Países membros estão perto de pacto para que não sejam não proibidas ou restringidas exportações de alimentos adquiridos por razões humanitárias pelo PAM
Os países membros da Organização Mundial do Comércio (OMC) estão próximos de um acordo para que não sejam proibidas ou restringidas exportações de alimentos normalmente adquiridos por razões humanitárias pelo Programa Alimentar Mundial (PAM), apurou o Valor.

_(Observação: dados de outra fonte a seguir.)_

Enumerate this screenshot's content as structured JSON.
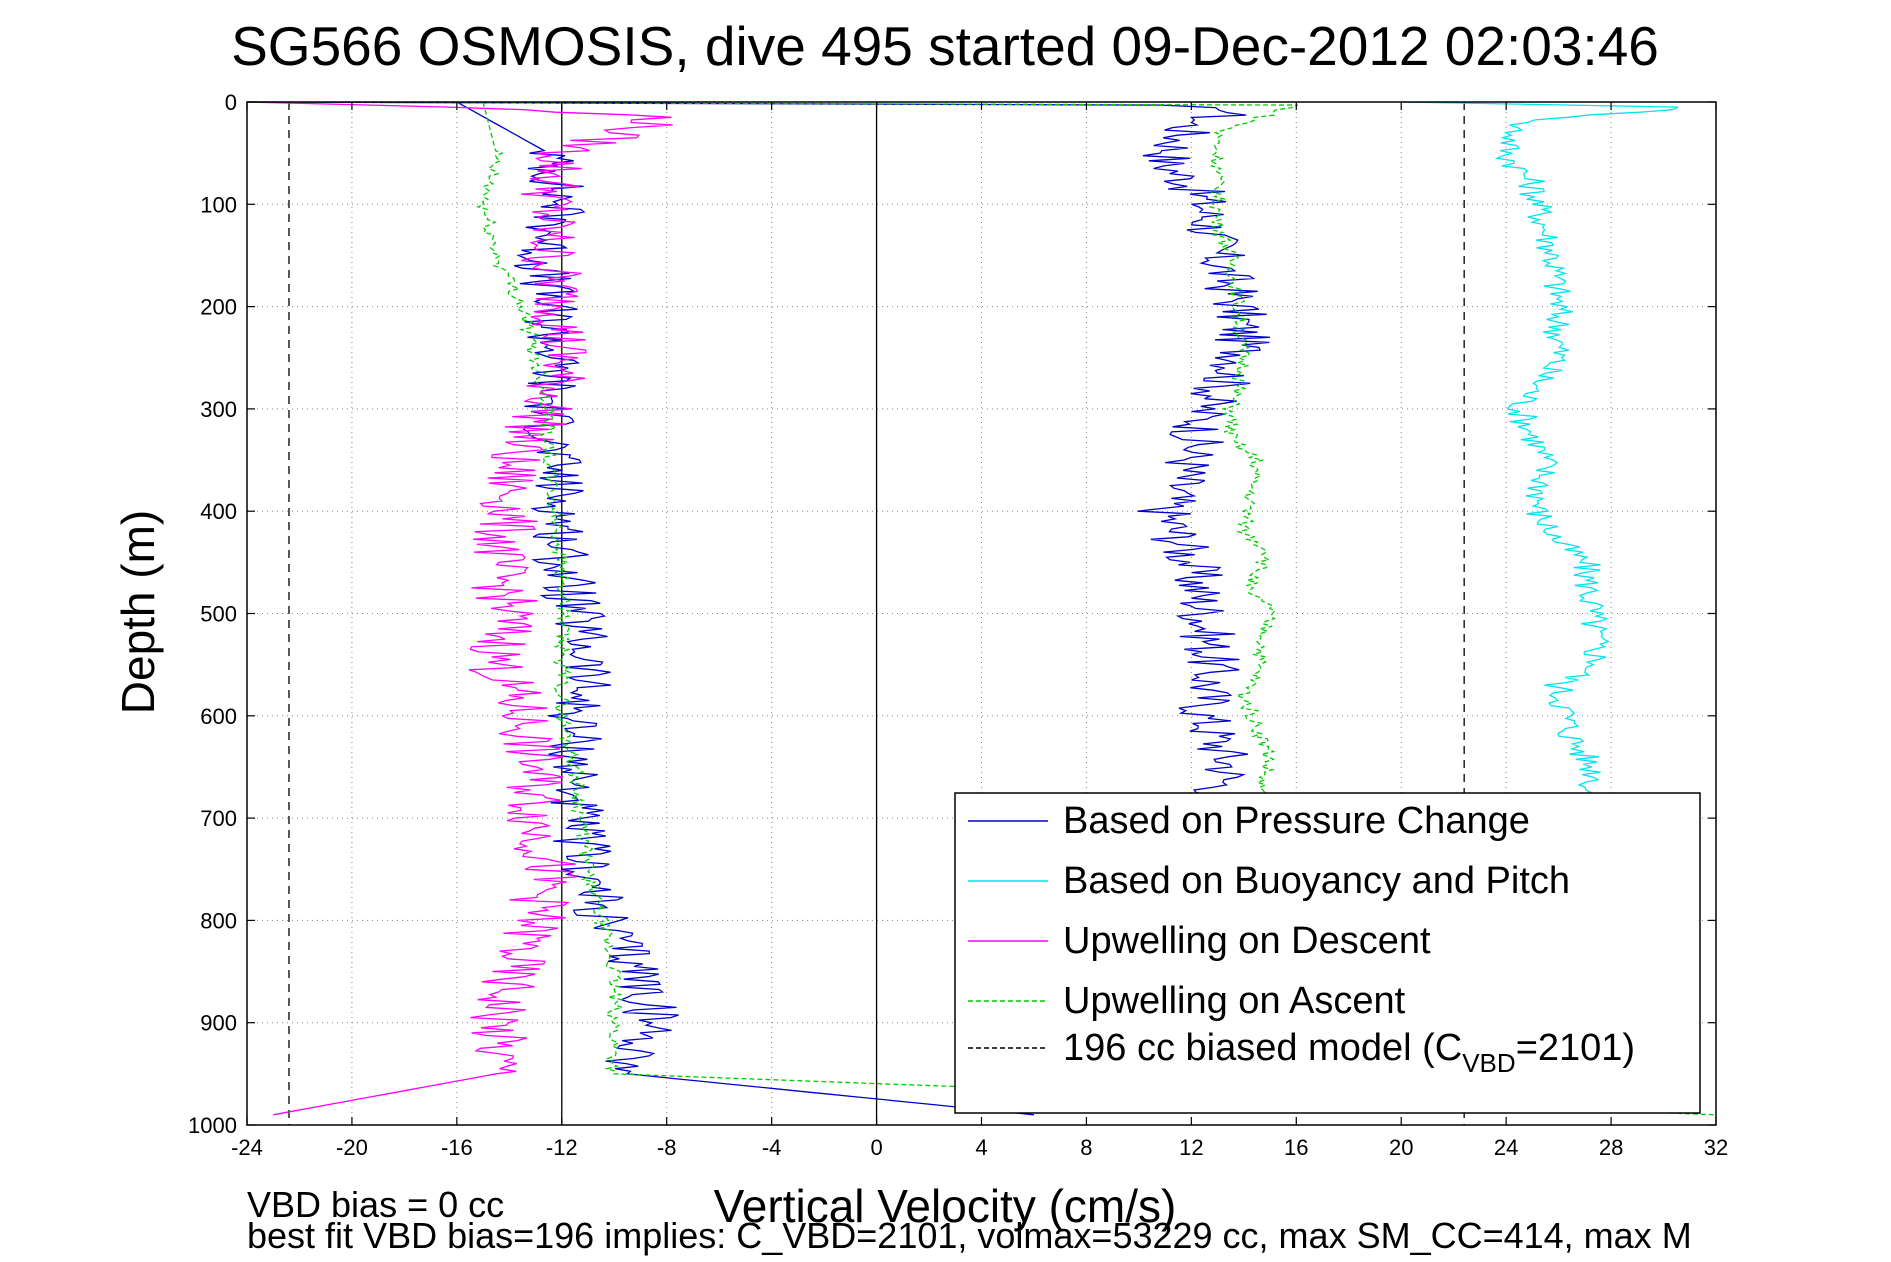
{
  "chart_data": {
    "type": "line",
    "title": "SG566 OSMOSIS, dive 495 started 09-Dec-2012 02:03:46",
    "xlabel": "Vertical Velocity (cm/s)",
    "ylabel": "Depth (m)",
    "xlim": [
      -24,
      32
    ],
    "ylim": [
      1000,
      0
    ],
    "y_reversed": true,
    "xticks": [
      -24,
      -20,
      -16,
      -12,
      -8,
      -4,
      0,
      4,
      8,
      12,
      16,
      20,
      24,
      28,
      32
    ],
    "yticks": [
      0,
      100,
      200,
      300,
      400,
      500,
      600,
      700,
      800,
      900,
      1000
    ],
    "grid": true,
    "legend_position": "bottom-right",
    "reference_lines": [
      {
        "x": -22.4,
        "style": "dashed",
        "color": "#000000"
      },
      {
        "x": 0,
        "style": "solid",
        "color": "#000000"
      },
      {
        "x": 22.4,
        "style": "dashed",
        "color": "#000000"
      },
      {
        "x": -12.0,
        "style": "solid",
        "color": "#000000"
      }
    ],
    "series": [
      {
        "name": "Based on Pressure Change",
        "color": "#0000cc",
        "style": "solid",
        "depth_profile": [
          {
            "depth": 0,
            "value": -24
          },
          {
            "depth": 3,
            "value": 10
          },
          {
            "depth": 8,
            "value": 14
          },
          {
            "depth": 20,
            "value": 12
          },
          {
            "depth": 40,
            "value": 11.5
          },
          {
            "depth": 60,
            "value": 11.0
          },
          {
            "depth": 80,
            "value": 12.0
          },
          {
            "depth": 100,
            "value": 12.5
          },
          {
            "depth": 150,
            "value": 13.0
          },
          {
            "depth": 200,
            "value": 13.8
          },
          {
            "depth": 250,
            "value": 14.0
          },
          {
            "depth": 300,
            "value": 12.5
          },
          {
            "depth": 350,
            "value": 12.0
          },
          {
            "depth": 400,
            "value": 11.0
          },
          {
            "depth": 450,
            "value": 12.0
          },
          {
            "depth": 500,
            "value": 12.5
          },
          {
            "depth": 550,
            "value": 12.8
          },
          {
            "depth": 600,
            "value": 12.5
          },
          {
            "depth": 650,
            "value": 13.5
          },
          {
            "depth": 680,
            "value": 13.0
          }
        ],
        "descent_profile": [
          {
            "depth": 0,
            "value": -16
          },
          {
            "depth": 50,
            "value": -12.5
          },
          {
            "depth": 100,
            "value": -12.0
          },
          {
            "depth": 150,
            "value": -12.8
          },
          {
            "depth": 200,
            "value": -12.5
          },
          {
            "depth": 250,
            "value": -12.3
          },
          {
            "depth": 300,
            "value": -12.5
          },
          {
            "depth": 350,
            "value": -12.3
          },
          {
            "depth": 400,
            "value": -12.0
          },
          {
            "depth": 450,
            "value": -12.0
          },
          {
            "depth": 500,
            "value": -11.5
          },
          {
            "depth": 550,
            "value": -11.0
          },
          {
            "depth": 600,
            "value": -11.5
          },
          {
            "depth": 650,
            "value": -11.5
          },
          {
            "depth": 700,
            "value": -11.5
          },
          {
            "depth": 750,
            "value": -11.0
          },
          {
            "depth": 800,
            "value": -10.5
          },
          {
            "depth": 850,
            "value": -9.0
          },
          {
            "depth": 900,
            "value": -8.5
          },
          {
            "depth": 950,
            "value": -9.5
          },
          {
            "depth": 990,
            "value": 6.0
          }
        ]
      },
      {
        "name": "Based on Buoyancy and Pitch",
        "color": "#00e5ee",
        "style": "solid",
        "depth_profile": [
          {
            "depth": 0,
            "value": 20
          },
          {
            "depth": 5,
            "value": 31
          },
          {
            "depth": 20,
            "value": 24.5
          },
          {
            "depth": 50,
            "value": 24.0
          },
          {
            "depth": 80,
            "value": 25.0
          },
          {
            "depth": 100,
            "value": 25.2
          },
          {
            "depth": 150,
            "value": 25.8
          },
          {
            "depth": 200,
            "value": 26.0
          },
          {
            "depth": 250,
            "value": 26.0
          },
          {
            "depth": 300,
            "value": 24.5
          },
          {
            "depth": 350,
            "value": 25.5
          },
          {
            "depth": 400,
            "value": 25.2
          },
          {
            "depth": 430,
            "value": 26.0
          },
          {
            "depth": 450,
            "value": 27.0
          },
          {
            "depth": 500,
            "value": 27.3
          },
          {
            "depth": 550,
            "value": 27.5
          },
          {
            "depth": 570,
            "value": 26.0
          },
          {
            "depth": 620,
            "value": 26.5
          },
          {
            "depth": 660,
            "value": 27.5
          },
          {
            "depth": 680,
            "value": 27.0
          }
        ],
        "descent_profile": []
      },
      {
        "name": "Upwelling on Descent",
        "color": "#ff00ff",
        "style": "solid",
        "depth_profile": [
          {
            "depth": 0,
            "value": -24
          },
          {
            "depth": 5,
            "value": -16
          },
          {
            "depth": 15,
            "value": -8.0
          },
          {
            "depth": 50,
            "value": -12.0
          },
          {
            "depth": 100,
            "value": -12.5
          },
          {
            "depth": 150,
            "value": -12.5
          },
          {
            "depth": 200,
            "value": -12.0
          },
          {
            "depth": 250,
            "value": -12.0
          },
          {
            "depth": 300,
            "value": -12.5
          },
          {
            "depth": 350,
            "value": -14.0
          },
          {
            "depth": 400,
            "value": -14.0
          },
          {
            "depth": 450,
            "value": -14.5
          },
          {
            "depth": 500,
            "value": -14.0
          },
          {
            "depth": 550,
            "value": -14.5
          },
          {
            "depth": 600,
            "value": -13.5
          },
          {
            "depth": 650,
            "value": -13.0
          },
          {
            "depth": 700,
            "value": -13.0
          },
          {
            "depth": 750,
            "value": -12.5
          },
          {
            "depth": 800,
            "value": -13.0
          },
          {
            "depth": 850,
            "value": -14.0
          },
          {
            "depth": 900,
            "value": -14.5
          },
          {
            "depth": 950,
            "value": -14.5
          },
          {
            "depth": 990,
            "value": -23.0
          }
        ]
      },
      {
        "name": "Upwelling on Ascent",
        "color": "#00cc00",
        "style": "dashed",
        "depth_profile": [
          {
            "depth": 0,
            "value": -24
          },
          {
            "depth": 3,
            "value": 16
          },
          {
            "depth": 30,
            "value": 13.0
          },
          {
            "depth": 80,
            "value": 13.0
          },
          {
            "depth": 120,
            "value": 13.0
          },
          {
            "depth": 150,
            "value": 13.5
          },
          {
            "depth": 200,
            "value": 13.8
          },
          {
            "depth": 260,
            "value": 14.0
          },
          {
            "depth": 300,
            "value": 13.5
          },
          {
            "depth": 330,
            "value": 13.5
          },
          {
            "depth": 350,
            "value": 14.5
          },
          {
            "depth": 420,
            "value": 14.0
          },
          {
            "depth": 440,
            "value": 15.0
          },
          {
            "depth": 480,
            "value": 14.0
          },
          {
            "depth": 490,
            "value": 15.0
          },
          {
            "depth": 560,
            "value": 14.5
          },
          {
            "depth": 580,
            "value": 14.0
          },
          {
            "depth": 640,
            "value": 15.0
          },
          {
            "depth": 680,
            "value": 14.5
          }
        ],
        "descent_profile": [
          {
            "depth": 0,
            "value": -15
          },
          {
            "depth": 50,
            "value": -14.5
          },
          {
            "depth": 100,
            "value": -15.0
          },
          {
            "depth": 150,
            "value": -14.5
          },
          {
            "depth": 200,
            "value": -13.5
          },
          {
            "depth": 250,
            "value": -13.0
          },
          {
            "depth": 300,
            "value": -12.5
          },
          {
            "depth": 350,
            "value": -12.5
          },
          {
            "depth": 400,
            "value": -12.3
          },
          {
            "depth": 450,
            "value": -12.0
          },
          {
            "depth": 500,
            "value": -12.0
          },
          {
            "depth": 550,
            "value": -12.0
          },
          {
            "depth": 600,
            "value": -12.0
          },
          {
            "depth": 650,
            "value": -11.5
          },
          {
            "depth": 700,
            "value": -11.3
          },
          {
            "depth": 750,
            "value": -11.0
          },
          {
            "depth": 800,
            "value": -10.5
          },
          {
            "depth": 850,
            "value": -10.0
          },
          {
            "depth": 900,
            "value": -10.0
          },
          {
            "depth": 950,
            "value": -10.0
          },
          {
            "depth": 990,
            "value": 32.0
          }
        ]
      },
      {
        "name": "196 cc biased model",
        "name_sub": "VBD",
        "name_pre": "196 cc biased model (C",
        "name_post": "=2101)",
        "color": "#000000",
        "style": "dashed",
        "depth_profile": []
      }
    ]
  },
  "footnotes": {
    "line1": "VBD bias = 0 cc",
    "line2": "best fit VBD bias=196 implies: C_VBD=2101, volmax=53229 cc, max SM_CC=414, max M"
  },
  "colors": {
    "pressure": "#0000cc",
    "buoyancy": "#00e5ee",
    "descent": "#ff00ff",
    "ascent": "#00cc00",
    "grid": "#888888"
  }
}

A pandemia exacerbou a insegurança alimentar, e 22 países adotaram restrições às exportações de produtos agrícolas como arroz, milho, trigo. Essas ações geraram turbulências na cadeia de suprimentos, como o cancelamento de contratos e elevação de preços. A maioria das medidas já foi revertida, mas o risco de recaída permanece com a segunda onda de covid-19 em diversos países, e novos lockdowns.
Para o PAM, agência da ONU que ganhou o Prêmio Nobel da Paz neste ano, o fluxo contínuo das cadeias de suprimento de alimentos é crucial. Ainda mais num cenário em que a volatilidade dos preços de combustíveis e as incertezas nos mercados tendem a continuar no futuro próximo e ter impacto nos custos internos do transporte de alimentos, que já subiram de 10% a 15% neste ano.
O PAM estima que o número de pessoas com insegurança alimentar aguda nos cerca de 80 países onde opera pode aumentar para 270 milhões antes do fim de 2020, uma alta de 82% em relação ao período pré-pandemia. O número de pessoas atingidas severamente pela insegurança alimentar no mundo já tinha crescido 70% nos últimos quatro anos, por causa dos efeitos da mudança climática e de choques econômicos e sociais.
A agência da ONU calcula que entre 7 milhões e 8 milhões de pessoas já morreram de fome neste ano. O número poderá dobrar, triplicar ou quadruplicar se o PAM não conseguir os fundos que necessita para ampliar a assistência.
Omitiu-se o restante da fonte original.